On May 25th, Chinese media released stories on the BBC’s decision to broadcast a promotional commercial in December on its World Channel free to help promote Lhasa’s tourism (See article here)
At the West China Counties International Investment and Cooperation Forum held in Hong Kong late April, the BBC World showed great interest in Lhasa’s tourism and promised to make a short film costing 100,000 Yuan on the topic.
“This will be the first time for Lhasa to publicize its tourism worldwide. With this 30-second short film, we hope to enhance Lhasa’s international image, help the world know the city better and attract more people,” said Gao Fu, deputy director of the Lhasa’s Tourism Bureau.
This decision by the BBC must be reversed. By choosing to collaborate with the Chinese government in publicizing Lhasa’s tourism the BBC will only add to the exploitation of Tibetan culture, the marginalization of Tibetans in Tibet by supporting the dominance of Chinese owned businesses and enterprises who overwhelmingly control the tourism industry in Lhasa, and the spread of the Chinese propaganda on Tibet that is administered to the tourists in Tibet.
The tourism industry of Lhasa is a manipulated extortion of Tibetan culture. Tourists are only permitted to see only a Chinese government filtered version of Tibetan history and culture. The true nature of China’s violent invasion, occupation, and exploitation is carefully omitted or denied as lies. Tourists are fed a false portrayal of a happy and prosperous Tibetan people who are accepting of a foreign Chinese government, yet from the spring uprisings of last year we see that this neo-communist-Shangri-La is a mockery of the truth.
As has been reported by Andrew Fischer, a fellow at the London School of Economics and author of “State Growth and Social Exclusion in Tibet: Challenges of Recent Economic Growth,” and also by the Gongmeng Law Research Center’s “investigative report into the social and economic causes of the 3.14 incident in Tibetan areas,” Tibetans are increasingly discriminated and excluded from development or prosperity in their own homeland. Han Chinese outsiders increasingly control the local businesses in Tibet, and recent development strategies implemented by the Chinese government have only intensified this growing problem.

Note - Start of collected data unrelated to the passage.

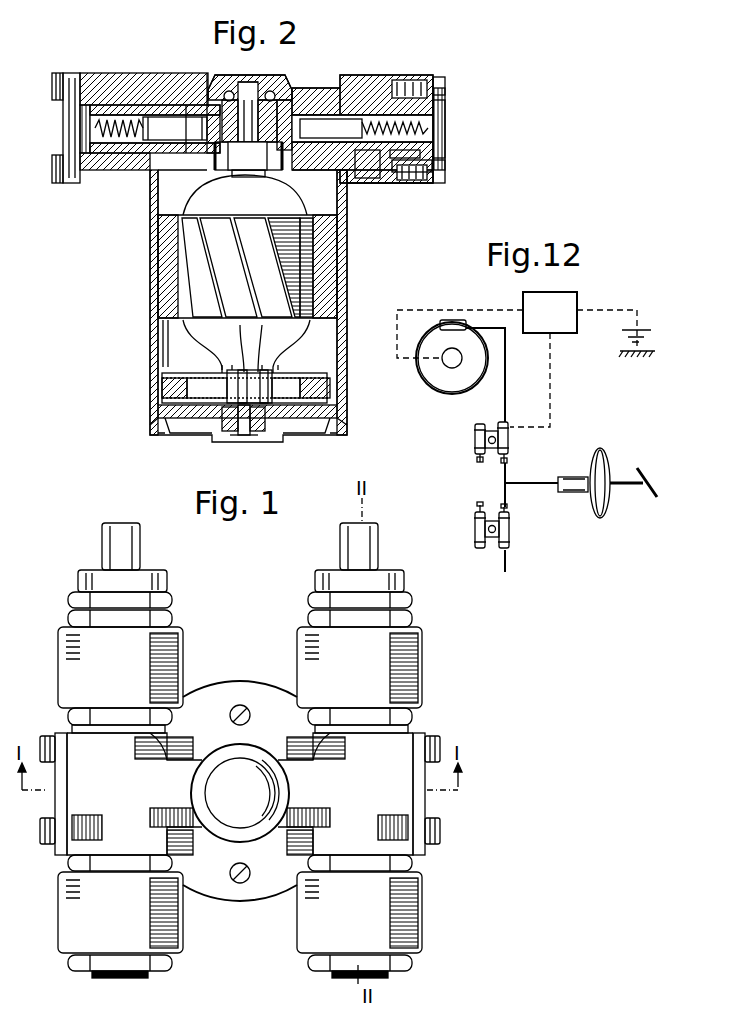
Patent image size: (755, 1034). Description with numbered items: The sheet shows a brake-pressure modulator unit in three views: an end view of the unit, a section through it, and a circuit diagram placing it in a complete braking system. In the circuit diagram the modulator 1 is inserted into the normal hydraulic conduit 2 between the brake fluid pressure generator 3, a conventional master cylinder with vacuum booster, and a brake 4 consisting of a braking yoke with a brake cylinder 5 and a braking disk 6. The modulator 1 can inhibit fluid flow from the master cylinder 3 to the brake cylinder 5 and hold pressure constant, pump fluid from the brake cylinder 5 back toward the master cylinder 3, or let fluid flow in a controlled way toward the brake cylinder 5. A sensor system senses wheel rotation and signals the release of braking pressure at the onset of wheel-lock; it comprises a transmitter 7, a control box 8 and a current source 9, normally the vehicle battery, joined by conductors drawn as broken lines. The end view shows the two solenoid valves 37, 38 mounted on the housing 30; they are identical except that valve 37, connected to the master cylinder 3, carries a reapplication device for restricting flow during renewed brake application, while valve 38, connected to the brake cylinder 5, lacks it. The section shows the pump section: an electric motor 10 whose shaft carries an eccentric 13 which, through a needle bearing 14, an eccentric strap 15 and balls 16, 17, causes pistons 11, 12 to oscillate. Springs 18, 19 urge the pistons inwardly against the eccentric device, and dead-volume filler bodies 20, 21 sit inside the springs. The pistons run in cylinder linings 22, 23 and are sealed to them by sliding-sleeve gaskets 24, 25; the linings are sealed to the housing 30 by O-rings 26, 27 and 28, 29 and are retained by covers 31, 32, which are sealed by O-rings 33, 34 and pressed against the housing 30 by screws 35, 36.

In FIG. 12, the modulator 1 is at (512, 440).
In FIG. 12, the hydraulic conduit 2 is at (502, 404).
In FIG. 12, the brake fluid pressure generator 3 is at (588, 521).
In FIG. 12, the brake 4 is at (424, 330).
In FIG. 12, the brake cylinder 5 is at (456, 320).
In FIG. 12, the braking disk 6 is at (426, 382).
In FIG. 12, the transmitter 7 is at (448, 364).
In FIG. 12, the control box 8 is at (580, 299).
In FIG. 12, the current source 9 is at (623, 339).
In FIG. 2, the electric motor 10 is at (148, 292).
In FIG. 2, the piston 11 is at (164, 120).
In FIG. 2, the piston 12 is at (318, 86).
In FIG. 2, the eccentric 13 is at (244, 92).
In FIG. 2, the needle bearing 14 is at (268, 78).
In FIG. 2, the eccentric strap 15 is at (288, 103).
In FIG. 2, the ball 16 is at (206, 76).
In FIG. 2, the ball 17 is at (283, 165).
In FIG. 2, the spring 18 is at (86, 76).
In FIG. 2, the spring 19 is at (366, 78).
In FIG. 2, the body 20 is at (112, 107).
In FIG. 2, the body 21 is at (434, 116).
In FIG. 2, the cylinder lining 22 is at (120, 153).
In FIG. 2, the cylinder lining 23 is at (368, 183).
In FIG. 2, the sliding-sleeve gasket 24 is at (190, 105).
In FIG. 2, the sliding-sleeve gasket 25 is at (298, 90).
In FIG. 2, the O-ring 26 is at (96, 170).
In FIG. 2, the O-ring 27 is at (142, 153).
In FIG. 2, the O-ring 28 is at (350, 183).
In FIG. 2, the O-ring 29 is at (396, 183).
In FIG. 2, the housing 30 is at (250, 84).
In FIG. 1, the housing 30 is at (245, 692).
In FIG. 2, the cover 31 is at (64, 122).
In FIG. 2, the cover 32 is at (434, 143).
In FIG. 2, the O-ring 33 is at (55, 148).
In FIG. 2, the O-ring 34 is at (412, 182).
In FIG. 2, the screw 35 is at (55, 93).
In FIG. 2, the screw 36 is at (444, 88).
In FIG. 12, the solenoid valve 37 is at (510, 454).
In FIG. 1, the solenoid valve 37 is at (426, 673).
In FIG. 12, the solenoid valve 38 is at (512, 424).
In FIG. 1, the solenoid valve 38 is at (426, 909).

Tibetans inside Tibet are denied basic human rights, such as the freedom of movement and freedom of speech. On September 30th, 2006, Kelsang Namtso, a 17 year old nun, attempted to leave Tibet via the Nangpa La pass and was shot dead by Chinese soldiers. On August 1st, 2007, Runggye Adak at a horse-racing festival in Lithang seized the microphone during a speech and called for the return of the Dalai Lama and the release of the Panchen Lama and Tenzin Delek (a Lama from Lithang who was sentenced to life in prison for alleged involvement in terrorism), and the independence of Tibet. Addak was subsequently arrested and charged with four counts of ‘crimes’ ranging from disruption of law and order to state subversion and sentenced to eight years of imprisonment with deprivation of political rights for four years.

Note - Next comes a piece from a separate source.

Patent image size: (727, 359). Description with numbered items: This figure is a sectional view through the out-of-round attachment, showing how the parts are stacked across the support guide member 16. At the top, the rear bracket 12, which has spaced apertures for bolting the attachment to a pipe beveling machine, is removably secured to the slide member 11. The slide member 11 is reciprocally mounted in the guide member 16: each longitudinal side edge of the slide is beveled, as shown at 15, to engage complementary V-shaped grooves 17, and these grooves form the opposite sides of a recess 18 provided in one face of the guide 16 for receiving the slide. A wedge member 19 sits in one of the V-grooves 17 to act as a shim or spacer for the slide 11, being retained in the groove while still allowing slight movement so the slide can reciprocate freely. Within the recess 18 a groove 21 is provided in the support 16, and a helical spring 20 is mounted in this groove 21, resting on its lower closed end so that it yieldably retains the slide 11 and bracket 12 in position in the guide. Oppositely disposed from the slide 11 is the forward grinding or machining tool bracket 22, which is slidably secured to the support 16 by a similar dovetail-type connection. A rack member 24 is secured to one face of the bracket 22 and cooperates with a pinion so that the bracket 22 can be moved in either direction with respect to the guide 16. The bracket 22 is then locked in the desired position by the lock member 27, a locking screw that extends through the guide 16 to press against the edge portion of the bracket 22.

This is the oppressive reality of Tibet tourists and the outside world are not allowed to see. Anytime we have seen the emergence of the real Tibet, we have also seen the Chinese government react by quickly shutting down the activities of tourists and foreign media inside of Tibet and a subsequent fabrication of the events in order to prevent the outside world, and even the Chinese people, from seeing the bleak reality of life in Tibet for Tibetans.
This is a reality that tourist traveling to Tibet must also accept. Those who travel to Tibet must accept the surveillance of plain-clothes Chinese authorities, restriction of travel to certain areas of Tibet, and a denial of the right to speak or express themselves freely.
As citizens of freedom-loving nations who enjoy the rights of liberty we cannot accept the denial of the basic human rights and liberties of Tibetans inside Tibet, we cannot accept the BBC’s support for the perpetuation and expansion of the exploitation of Tibetan culture and the marginalization of the Tibetan people, and we also cannot travel to Tibet as tourists and accept the denial of our own basic human rights and liberties. If we were to do so we would not only accept and validate this injustice but we would also cheapen the value of our own liberties that so many have fought for and so many around the world still fight for.